Summary: We all depend on something or someone in life. The question is, who do you ultimately rely on? Yourself? Your family? Your Church? Your government? Your bank account? Your friends? Or do you rely on God?
Someone asked a Sunday School teacher, “What are sins of omission?” After some thought she said, “They’re the sins we should have committed but didn’t get around to.”
A man asked his doctor if there was anything that could be done for his snoring. The doctor asked if it disturbed his wife. The man answered, “No, just the rest of the congregation.” I know you’re enjoying those new pews when I hear snoring. J
The title of today’s sermon is “On whom are you depending.
We all depend on something or someone in life. The question is, who do you ultimately rely on? Yourself? Your family? Your Church? Your government? Your bank account? Your friends? Or do you rely on God?
Today’s sermon comes out of 2 Kings 18 & 19 if you want to follow along. It’s the true story of good King Hezakiah, the prophet Isaiah and the evil King Sennacherib of Assyria. It will help you to understand this story better if you know up front that King Sennacherib is a type or representative of Satan and that King Hezekiah is a type of representative of a sinner saved by grace.

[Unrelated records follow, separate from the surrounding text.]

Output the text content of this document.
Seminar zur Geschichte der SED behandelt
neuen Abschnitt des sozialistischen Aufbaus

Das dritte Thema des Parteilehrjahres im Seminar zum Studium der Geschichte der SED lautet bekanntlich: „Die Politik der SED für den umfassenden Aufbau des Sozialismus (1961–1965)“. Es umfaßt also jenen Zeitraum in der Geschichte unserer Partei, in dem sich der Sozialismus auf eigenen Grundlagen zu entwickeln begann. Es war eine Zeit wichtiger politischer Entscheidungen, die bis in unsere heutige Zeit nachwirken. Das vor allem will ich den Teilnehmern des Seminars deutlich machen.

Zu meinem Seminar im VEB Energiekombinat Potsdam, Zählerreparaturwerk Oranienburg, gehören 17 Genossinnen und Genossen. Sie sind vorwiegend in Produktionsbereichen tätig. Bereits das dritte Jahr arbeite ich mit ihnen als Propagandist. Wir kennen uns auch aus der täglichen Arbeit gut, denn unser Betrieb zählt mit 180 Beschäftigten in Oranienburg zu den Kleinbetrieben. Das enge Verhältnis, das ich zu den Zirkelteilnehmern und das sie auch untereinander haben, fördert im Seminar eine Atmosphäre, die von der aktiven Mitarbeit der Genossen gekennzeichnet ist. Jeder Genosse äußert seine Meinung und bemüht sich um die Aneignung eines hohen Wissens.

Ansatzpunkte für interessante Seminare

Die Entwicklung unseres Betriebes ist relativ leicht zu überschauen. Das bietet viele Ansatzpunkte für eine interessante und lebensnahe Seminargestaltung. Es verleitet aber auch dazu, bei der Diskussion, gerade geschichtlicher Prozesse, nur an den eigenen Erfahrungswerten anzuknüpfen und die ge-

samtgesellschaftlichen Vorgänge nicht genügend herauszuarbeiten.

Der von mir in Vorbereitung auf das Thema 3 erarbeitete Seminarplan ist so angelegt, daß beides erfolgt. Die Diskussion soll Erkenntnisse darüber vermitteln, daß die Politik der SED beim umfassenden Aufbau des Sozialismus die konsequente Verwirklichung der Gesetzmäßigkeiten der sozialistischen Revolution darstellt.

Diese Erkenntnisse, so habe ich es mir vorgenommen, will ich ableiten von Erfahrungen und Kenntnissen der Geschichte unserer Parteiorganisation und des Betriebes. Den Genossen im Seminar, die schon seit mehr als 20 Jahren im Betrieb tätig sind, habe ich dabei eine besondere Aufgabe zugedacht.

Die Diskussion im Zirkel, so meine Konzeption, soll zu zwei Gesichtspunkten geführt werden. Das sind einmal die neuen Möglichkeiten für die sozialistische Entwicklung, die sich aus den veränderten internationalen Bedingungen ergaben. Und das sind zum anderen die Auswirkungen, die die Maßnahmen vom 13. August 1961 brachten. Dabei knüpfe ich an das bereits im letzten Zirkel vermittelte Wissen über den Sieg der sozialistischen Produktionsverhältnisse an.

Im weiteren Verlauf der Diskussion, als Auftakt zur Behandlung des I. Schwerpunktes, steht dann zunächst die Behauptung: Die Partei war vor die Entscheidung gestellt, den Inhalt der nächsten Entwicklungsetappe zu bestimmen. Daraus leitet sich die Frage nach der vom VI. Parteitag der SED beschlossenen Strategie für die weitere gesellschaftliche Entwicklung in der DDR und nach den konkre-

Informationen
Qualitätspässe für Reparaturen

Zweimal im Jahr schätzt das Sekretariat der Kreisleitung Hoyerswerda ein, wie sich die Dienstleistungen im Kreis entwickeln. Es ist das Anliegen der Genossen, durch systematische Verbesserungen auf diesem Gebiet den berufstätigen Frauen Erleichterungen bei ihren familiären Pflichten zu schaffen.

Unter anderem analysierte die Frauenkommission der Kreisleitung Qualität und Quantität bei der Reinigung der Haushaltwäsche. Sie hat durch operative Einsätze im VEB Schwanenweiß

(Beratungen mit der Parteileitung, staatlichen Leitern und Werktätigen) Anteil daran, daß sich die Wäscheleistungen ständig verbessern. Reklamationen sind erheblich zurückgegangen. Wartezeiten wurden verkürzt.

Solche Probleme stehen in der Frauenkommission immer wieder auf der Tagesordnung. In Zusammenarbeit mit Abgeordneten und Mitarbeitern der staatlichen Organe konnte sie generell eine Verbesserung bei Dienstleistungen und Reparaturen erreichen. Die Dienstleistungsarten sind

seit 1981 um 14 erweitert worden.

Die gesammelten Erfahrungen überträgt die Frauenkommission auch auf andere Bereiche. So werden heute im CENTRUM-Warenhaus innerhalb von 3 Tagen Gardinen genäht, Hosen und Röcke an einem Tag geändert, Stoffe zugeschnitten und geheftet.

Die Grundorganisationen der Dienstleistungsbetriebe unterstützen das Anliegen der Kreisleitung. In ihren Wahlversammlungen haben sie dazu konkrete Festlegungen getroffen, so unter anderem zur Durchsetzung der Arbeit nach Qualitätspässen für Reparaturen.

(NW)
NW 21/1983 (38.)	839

18:1 In the third year of Hoshea son of Elah king of Israel, Hezekiah son of Ahaz king of Judah began to reign. 2 He was twenty-five years old when he became king, and he reigned in Jerusalem twenty-nine years. His mother’s name was Abijah daughter of Zechariah. 3 He did what was right in the eyes of the LORD, just as his father David had done. 4 He removed the high places, smashed the sacred stones and cut down the Asherah poles. He broke into pieces the bronze snake Moses had made, for up to that time the Israelites had been burning incense to it. (It was called Nehushtan.)
5 Hezekiah trusted in the LORD, the God of Israel. There was no one like him among all the kings of Judah, either before him or after him. 6 He held fast to the LORD and did not cease to follow him; he kept the commands the LORD had given Moses. 7 And the LORD was with him; he was successful in whatever he undertook. He rebelled against the king of Assyria and did not serve him. 8 From watchtower to fortified city, he defeated the Philistines, as far as Gaza and its territory.
9 In King Hezekiah’s fourth year, which was the seventh year of Hoshea son of Elah king of Israel, Shalmaneser king of Assyria marched against Samaria and laid siege to it. 10 At the end of three years the Assyrians took it. So Samaria was captured in Hezekiah’s sixth year, which was the ninth year of Hoshea king of Israel. 11 The king of Assyria deported Israel to Assyria and settled them in Halah, in Gozan on the Habor River and in towns of the Medes. 12 This happened because they had not obeyed the LORD their God, but had violated his covenant-all that Moses the servant of the LORD commanded. They neither listened to the commands nor carried them out.
13 In the fourteenth year of King Hezekiah’s reign, Sennacherib king of Assyria attacked all the fortified cities of Judah and captured them. (This is a historical fact as documented by archiology. Sennacherib killed many Jews and took 200,150 Judean Jews captive and exiled them to Assyria.)
King Hezekiah was about to have a personal crisis of faith, but he thought he could take matters into his own hands and solve this problem himself. So listen to what he did:
14 So Hezekiah king of Judah sent this message to the king of Assyria at Lachish: "I have done wrong. Withdraw from me, and I will pay whatever you demand of me." The king of Assyria exacted from Hezekiah king of Judah three hundred talents of silver and thirty talents of gold. 15 So Hezekiah gave him all the silver that was found in the temple of the LORD and in the treasuries of the royal palace.
16 At this time Hezekiah king of Judah stripped off the gold with which he had covered the doors and doorposts of the temple of the LORD, and gave it to the king of Assyria.
King Hezekiah was a good king. He was a religious king. He followed the teaching of Moses and he did things that were an expression of his religious beliefs – like tearing down pagan altars and making the Jews worship God at the Temple in Jerusalem.
However, King Hezekiah did not have a personal faith in God. He had a superficial relationship with God at best. Up to this point in his life, if you would have asked King Hezekiah the question “On whom are you depending?” He would have had to honestly answer that he was depending on himself.